En paralelo, la consejera Vanesa Siley (por la Cámara de Diputados) presentó un proyecto para ordenar qué ocurre cuando un candidato es designado juez mientras participa en otros concursos, estableciendo criterios para determinar si corresponde su desvinculación de los procesos en curso.

Otra iniciativa, impulsada por el consejero Alberto Lugones (por el Poder Judicial), propone incorporar causales de excusación y recusación para los consejeros evaluadores cuando intervienen en la calificación de antecedentes o en la resolución de impugnaciones, con el objetivo de reforzar la imparcialidad del proceso.
Paridad, tecnología y transparencia
El paquete de reformas también incluye propuestas vinculadas con paridad de género y perspectiva de vulnerabilidad. Entre ellas se plantea realizar un segundo llamado exclusivo para mujeres si no alcanzan un tercio de los inscriptos, garantizar presencia femenina en las ternas y valorar capacitaciones vinculadas con derechos humanos, discapacidad, niñez y medio ambiente.
Otra línea de cambios apunta a modernizar el sistema con herramientas tecnológicas.
Algunos proyectos proponen crear bancos públicos de casos para los exámenes, digitalizar los mecanismos de anonimato de las pruebas y desarrollar sistemas informáticos que automaticen parte de la evaluación de antecedentes.
La consejera De la Torre, incluso, plantea utilizar inteligencia artificial para transformar sentencias judiciales en casos prácticos que puedan utilizarse en los exámenes de oposición, con el objetivo de ampliar el repertorio de pruebas y reforzar la transparencia del proceso.

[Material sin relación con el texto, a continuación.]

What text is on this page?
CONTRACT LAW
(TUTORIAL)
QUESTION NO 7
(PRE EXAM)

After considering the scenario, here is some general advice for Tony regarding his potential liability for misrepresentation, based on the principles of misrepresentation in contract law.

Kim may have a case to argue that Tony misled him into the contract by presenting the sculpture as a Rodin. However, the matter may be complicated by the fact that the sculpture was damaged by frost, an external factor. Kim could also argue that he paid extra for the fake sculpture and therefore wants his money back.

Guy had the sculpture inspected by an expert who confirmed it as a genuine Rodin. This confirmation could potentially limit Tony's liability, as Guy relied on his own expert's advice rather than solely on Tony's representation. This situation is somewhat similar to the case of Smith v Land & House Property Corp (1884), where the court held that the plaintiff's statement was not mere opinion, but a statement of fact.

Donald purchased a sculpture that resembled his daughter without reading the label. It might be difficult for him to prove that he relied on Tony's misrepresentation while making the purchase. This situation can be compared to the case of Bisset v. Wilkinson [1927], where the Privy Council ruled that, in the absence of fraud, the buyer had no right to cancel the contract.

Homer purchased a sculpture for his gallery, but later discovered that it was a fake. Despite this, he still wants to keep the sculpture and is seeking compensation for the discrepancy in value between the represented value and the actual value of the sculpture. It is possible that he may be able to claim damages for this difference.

Cómo funciona hoy el sistema
El proceso actual de selección judicial tiene tres etapas principales: una prueba de oposición escrita, donde los postulantes deben resolver casos prácticos y proyectar una sentencia; una evaluación de antecedentes, que pondera la trayectoria profesional y académica; y una entrevista personal ante la Comisión de Selección.
Luego se suman otras instancias, como el examen psicológico y psicotécnico y la audiencia pública ante el plenario del Consejo, que finalmente define la terna de candidatos que se envía al Poder Ejecutivo para la designación.
Sobre ese esquema se concentran ahora las 15 propuestas que discute el organismo.
El debate volverá hoy al centro de la escena con la propuesta que presentará la Corte Suprema, que busca incidir en una discusión clave para el funcionamiento del sistema judicial.